Irish Examiner view: Stubbed out by a heavy hand
Authoritarians who like the smack of firm government will, no doubt, also applaud New Zealand’s latest intervention into matters of personal health after junior minister Ayesha Verrall said that purchasing tobacco will be made illegal within four years, meaning that children currently 14 will be the first generation to be prevented from purchasing products enjoyed by their elders.
There are many people who admire the brusque, no nonsense, approach which New Zealanders adopt to the complex challenges of life, much in the same way they envy the latent take-no-prisoners power of the All Blacks as they enter a rolling maul at the top of their game.

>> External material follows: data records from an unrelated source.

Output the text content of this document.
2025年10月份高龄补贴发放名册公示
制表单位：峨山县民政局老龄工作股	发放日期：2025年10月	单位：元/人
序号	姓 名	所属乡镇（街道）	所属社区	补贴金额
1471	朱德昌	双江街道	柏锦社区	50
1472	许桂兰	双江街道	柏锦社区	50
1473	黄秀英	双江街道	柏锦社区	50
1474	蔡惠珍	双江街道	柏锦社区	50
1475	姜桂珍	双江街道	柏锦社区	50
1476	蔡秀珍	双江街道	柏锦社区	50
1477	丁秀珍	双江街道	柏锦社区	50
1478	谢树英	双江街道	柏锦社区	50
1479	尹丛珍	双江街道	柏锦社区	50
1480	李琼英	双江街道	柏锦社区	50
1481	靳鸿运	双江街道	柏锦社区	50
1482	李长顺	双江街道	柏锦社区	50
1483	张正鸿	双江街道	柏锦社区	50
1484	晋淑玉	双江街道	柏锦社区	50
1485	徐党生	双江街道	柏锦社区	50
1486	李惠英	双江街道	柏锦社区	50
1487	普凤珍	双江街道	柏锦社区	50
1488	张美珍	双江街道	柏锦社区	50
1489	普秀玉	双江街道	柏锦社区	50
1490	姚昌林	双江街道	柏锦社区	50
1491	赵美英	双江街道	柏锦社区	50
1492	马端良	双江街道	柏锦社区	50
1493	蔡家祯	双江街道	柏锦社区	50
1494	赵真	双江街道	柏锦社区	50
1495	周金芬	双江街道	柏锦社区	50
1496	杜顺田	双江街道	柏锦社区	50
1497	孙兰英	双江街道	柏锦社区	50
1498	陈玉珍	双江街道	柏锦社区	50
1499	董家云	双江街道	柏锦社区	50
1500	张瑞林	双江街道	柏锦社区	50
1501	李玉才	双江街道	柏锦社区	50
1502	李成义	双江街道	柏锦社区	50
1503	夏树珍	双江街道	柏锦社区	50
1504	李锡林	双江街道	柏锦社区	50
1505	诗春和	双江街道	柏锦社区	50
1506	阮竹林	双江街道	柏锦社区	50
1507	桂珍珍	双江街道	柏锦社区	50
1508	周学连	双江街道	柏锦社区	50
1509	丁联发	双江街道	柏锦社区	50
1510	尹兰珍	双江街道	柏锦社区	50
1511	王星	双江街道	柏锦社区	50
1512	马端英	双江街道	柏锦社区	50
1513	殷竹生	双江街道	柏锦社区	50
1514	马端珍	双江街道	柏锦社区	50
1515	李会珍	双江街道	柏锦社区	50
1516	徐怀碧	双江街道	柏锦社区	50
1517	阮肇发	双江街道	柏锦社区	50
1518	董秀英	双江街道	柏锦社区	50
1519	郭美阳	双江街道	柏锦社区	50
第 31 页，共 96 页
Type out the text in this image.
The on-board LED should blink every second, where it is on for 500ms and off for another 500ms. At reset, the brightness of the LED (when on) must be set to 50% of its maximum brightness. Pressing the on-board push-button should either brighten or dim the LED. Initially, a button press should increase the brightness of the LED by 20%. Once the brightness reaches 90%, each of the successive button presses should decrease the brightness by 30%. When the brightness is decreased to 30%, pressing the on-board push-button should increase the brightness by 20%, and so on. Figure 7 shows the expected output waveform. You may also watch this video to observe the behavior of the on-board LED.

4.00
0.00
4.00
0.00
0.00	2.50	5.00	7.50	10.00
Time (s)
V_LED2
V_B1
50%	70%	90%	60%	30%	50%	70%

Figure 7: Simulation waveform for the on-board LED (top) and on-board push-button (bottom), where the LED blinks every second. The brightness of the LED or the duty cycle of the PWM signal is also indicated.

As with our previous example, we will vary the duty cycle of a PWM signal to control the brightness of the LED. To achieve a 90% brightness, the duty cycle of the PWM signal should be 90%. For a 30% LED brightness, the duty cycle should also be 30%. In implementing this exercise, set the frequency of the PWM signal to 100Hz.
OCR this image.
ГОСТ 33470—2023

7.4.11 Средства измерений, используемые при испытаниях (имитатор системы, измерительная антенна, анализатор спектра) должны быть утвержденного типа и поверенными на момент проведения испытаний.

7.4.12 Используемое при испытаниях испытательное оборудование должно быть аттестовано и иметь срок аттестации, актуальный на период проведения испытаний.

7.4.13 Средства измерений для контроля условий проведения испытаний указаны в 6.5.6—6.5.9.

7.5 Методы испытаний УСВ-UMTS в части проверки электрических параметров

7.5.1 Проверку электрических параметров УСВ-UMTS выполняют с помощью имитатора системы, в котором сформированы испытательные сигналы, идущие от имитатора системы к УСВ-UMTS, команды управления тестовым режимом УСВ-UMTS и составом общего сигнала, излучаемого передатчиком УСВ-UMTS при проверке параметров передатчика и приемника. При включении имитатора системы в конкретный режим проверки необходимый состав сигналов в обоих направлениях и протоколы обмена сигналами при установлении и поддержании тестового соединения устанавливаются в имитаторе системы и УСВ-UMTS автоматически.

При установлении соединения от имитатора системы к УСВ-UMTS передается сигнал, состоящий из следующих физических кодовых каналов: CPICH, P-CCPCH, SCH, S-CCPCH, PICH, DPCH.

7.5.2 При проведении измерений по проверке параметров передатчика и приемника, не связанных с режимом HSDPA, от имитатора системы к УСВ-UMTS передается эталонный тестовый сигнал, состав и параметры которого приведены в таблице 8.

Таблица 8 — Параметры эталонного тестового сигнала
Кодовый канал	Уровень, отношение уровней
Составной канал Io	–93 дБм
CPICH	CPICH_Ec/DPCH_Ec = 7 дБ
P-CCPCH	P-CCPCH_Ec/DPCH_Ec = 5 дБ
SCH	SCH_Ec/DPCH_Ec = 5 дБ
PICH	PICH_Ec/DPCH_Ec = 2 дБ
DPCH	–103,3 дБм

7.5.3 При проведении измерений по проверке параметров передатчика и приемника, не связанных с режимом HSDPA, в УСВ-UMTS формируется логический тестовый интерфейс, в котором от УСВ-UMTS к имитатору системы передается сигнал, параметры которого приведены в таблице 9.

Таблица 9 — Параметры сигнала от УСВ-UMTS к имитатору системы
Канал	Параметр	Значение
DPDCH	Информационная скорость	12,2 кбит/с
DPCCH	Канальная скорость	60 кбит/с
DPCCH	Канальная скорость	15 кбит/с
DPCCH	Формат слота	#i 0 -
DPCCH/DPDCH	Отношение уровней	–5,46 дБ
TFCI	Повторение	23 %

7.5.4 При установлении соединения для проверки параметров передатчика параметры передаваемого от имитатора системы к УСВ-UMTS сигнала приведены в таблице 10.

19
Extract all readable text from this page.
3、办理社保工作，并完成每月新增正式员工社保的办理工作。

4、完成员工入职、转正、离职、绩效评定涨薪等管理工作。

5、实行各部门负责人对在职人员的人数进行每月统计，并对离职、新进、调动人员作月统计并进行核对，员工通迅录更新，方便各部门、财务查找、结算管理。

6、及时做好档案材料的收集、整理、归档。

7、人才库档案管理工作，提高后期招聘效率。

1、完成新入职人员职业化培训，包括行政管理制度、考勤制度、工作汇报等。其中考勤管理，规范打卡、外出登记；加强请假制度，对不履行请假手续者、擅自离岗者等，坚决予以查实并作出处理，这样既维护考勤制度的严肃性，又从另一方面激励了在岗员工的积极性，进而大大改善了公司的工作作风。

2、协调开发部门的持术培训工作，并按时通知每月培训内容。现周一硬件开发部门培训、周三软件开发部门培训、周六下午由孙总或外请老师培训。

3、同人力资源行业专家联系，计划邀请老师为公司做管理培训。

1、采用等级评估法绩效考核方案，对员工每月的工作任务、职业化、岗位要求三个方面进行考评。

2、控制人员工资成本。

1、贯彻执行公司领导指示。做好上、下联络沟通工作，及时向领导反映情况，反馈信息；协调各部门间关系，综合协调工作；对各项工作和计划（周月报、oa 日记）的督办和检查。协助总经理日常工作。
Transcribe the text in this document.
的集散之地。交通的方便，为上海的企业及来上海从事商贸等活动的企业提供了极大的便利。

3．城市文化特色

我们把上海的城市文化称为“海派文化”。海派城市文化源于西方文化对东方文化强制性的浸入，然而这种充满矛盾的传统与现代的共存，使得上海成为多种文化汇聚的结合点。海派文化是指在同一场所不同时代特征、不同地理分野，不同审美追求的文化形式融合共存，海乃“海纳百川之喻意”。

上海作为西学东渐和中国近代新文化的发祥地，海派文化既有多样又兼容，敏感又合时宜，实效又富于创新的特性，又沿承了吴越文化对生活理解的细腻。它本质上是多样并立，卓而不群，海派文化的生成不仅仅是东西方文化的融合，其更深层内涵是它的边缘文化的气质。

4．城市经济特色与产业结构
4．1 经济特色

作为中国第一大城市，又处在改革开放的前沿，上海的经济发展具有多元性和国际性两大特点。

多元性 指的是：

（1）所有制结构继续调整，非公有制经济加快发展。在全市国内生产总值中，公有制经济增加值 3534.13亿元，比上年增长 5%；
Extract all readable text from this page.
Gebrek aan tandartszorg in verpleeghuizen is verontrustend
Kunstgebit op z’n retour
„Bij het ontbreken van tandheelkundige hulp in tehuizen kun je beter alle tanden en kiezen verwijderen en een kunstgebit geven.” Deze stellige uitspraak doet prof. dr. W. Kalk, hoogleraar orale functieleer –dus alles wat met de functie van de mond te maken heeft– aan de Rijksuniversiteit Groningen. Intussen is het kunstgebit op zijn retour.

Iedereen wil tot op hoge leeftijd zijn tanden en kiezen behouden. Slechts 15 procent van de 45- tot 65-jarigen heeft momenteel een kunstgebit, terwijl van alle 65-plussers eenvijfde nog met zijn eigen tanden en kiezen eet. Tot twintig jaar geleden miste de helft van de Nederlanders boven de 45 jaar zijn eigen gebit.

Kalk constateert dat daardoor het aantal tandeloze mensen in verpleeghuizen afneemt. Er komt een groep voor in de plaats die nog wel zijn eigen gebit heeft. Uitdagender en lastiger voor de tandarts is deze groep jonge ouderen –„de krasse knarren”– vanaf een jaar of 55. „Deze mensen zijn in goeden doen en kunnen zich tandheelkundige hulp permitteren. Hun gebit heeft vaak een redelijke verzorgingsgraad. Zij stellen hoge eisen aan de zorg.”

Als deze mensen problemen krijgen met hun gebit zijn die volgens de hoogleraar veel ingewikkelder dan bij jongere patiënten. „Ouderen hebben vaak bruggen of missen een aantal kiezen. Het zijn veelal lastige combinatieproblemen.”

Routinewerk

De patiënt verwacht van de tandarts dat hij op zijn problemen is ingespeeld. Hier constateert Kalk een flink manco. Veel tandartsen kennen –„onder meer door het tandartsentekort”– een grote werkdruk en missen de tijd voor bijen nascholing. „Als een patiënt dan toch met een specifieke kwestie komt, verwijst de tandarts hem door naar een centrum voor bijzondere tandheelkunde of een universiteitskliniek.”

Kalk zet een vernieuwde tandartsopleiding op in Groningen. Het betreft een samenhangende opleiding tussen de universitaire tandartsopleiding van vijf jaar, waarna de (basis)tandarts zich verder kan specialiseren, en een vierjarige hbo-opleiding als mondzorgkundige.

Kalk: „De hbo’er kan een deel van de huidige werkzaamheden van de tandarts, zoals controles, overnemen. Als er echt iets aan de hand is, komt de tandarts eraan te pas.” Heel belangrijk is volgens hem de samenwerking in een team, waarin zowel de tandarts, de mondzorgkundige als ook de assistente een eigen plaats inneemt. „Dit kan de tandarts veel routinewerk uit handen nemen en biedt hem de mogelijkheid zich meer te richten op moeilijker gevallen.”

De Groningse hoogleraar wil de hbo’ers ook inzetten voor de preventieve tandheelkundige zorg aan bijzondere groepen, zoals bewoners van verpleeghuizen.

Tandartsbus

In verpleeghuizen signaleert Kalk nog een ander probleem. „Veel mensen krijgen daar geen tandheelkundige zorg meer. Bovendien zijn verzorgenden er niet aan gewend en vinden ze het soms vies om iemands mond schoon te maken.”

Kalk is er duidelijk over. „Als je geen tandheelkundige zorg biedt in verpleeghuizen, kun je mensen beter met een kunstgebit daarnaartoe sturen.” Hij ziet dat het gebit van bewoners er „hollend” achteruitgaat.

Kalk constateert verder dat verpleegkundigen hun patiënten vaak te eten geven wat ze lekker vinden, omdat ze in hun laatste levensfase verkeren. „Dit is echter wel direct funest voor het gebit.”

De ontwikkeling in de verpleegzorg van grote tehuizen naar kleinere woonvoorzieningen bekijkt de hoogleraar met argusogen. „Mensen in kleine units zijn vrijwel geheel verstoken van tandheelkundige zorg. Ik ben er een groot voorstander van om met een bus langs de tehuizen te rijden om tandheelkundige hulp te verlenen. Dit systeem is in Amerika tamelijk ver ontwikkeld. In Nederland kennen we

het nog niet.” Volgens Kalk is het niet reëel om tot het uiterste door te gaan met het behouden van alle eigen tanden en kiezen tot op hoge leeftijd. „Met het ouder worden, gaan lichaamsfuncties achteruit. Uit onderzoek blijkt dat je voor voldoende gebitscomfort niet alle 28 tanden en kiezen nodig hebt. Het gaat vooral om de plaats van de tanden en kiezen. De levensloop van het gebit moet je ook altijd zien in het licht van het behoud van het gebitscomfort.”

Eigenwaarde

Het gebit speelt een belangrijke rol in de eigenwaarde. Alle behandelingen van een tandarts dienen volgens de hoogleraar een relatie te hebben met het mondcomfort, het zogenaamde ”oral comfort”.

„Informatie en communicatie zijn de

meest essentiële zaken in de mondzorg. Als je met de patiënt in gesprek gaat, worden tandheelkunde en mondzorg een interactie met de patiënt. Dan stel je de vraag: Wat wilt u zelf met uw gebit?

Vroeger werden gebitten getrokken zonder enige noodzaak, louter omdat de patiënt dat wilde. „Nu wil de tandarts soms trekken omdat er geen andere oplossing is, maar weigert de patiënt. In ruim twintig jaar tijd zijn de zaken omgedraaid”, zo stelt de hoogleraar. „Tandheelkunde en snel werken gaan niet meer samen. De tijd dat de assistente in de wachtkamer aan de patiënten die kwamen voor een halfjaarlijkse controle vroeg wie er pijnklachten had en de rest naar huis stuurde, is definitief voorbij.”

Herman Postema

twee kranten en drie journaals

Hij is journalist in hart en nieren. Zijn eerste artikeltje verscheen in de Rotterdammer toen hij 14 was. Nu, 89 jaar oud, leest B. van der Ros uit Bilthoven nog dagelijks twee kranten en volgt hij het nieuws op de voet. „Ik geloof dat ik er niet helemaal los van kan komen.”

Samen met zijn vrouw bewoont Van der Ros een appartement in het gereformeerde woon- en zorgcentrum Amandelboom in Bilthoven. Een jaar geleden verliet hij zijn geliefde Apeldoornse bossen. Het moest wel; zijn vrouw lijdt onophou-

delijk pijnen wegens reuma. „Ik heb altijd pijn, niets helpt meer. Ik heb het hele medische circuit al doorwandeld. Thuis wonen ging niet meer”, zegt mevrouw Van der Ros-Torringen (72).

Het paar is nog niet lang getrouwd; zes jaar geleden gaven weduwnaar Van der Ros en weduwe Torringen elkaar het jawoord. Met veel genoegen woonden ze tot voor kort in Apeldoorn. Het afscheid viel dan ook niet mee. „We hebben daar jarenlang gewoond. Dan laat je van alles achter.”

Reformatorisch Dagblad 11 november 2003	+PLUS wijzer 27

Jacinda Arden, that country’s 41-year Labour leader, was feted for her early responses to the threat of Covid-19 ― close the country, no international travel in or out, and then a snap lockdown in August after one case was identified in Auckland. Now omicron is likely to keep the borders sealed for longer while the country espouses a two-tier system of rights and obligations for its citizenry depending on their vaccination status. During a period of “red” alert the unvaccinated will not be able to gather in groups larger than 10 and will be barred from restaurants, bars, gyms and hairdressers. 71% of New Zealand adults are vaccinated but with large gaps among the Maori population. The Maori Party have likened the system to a “real-life Squid Game.” Nations have to adopt those practices which they feel are proportionate and which their own public will support, and it ill behoves any of us to suggest we know better about the machinery they choose to deploy to counter the worst global health crisis any of us can remember. But we can have something to say when New Zealand is referenced as a helpful precedent in our own domestic debates.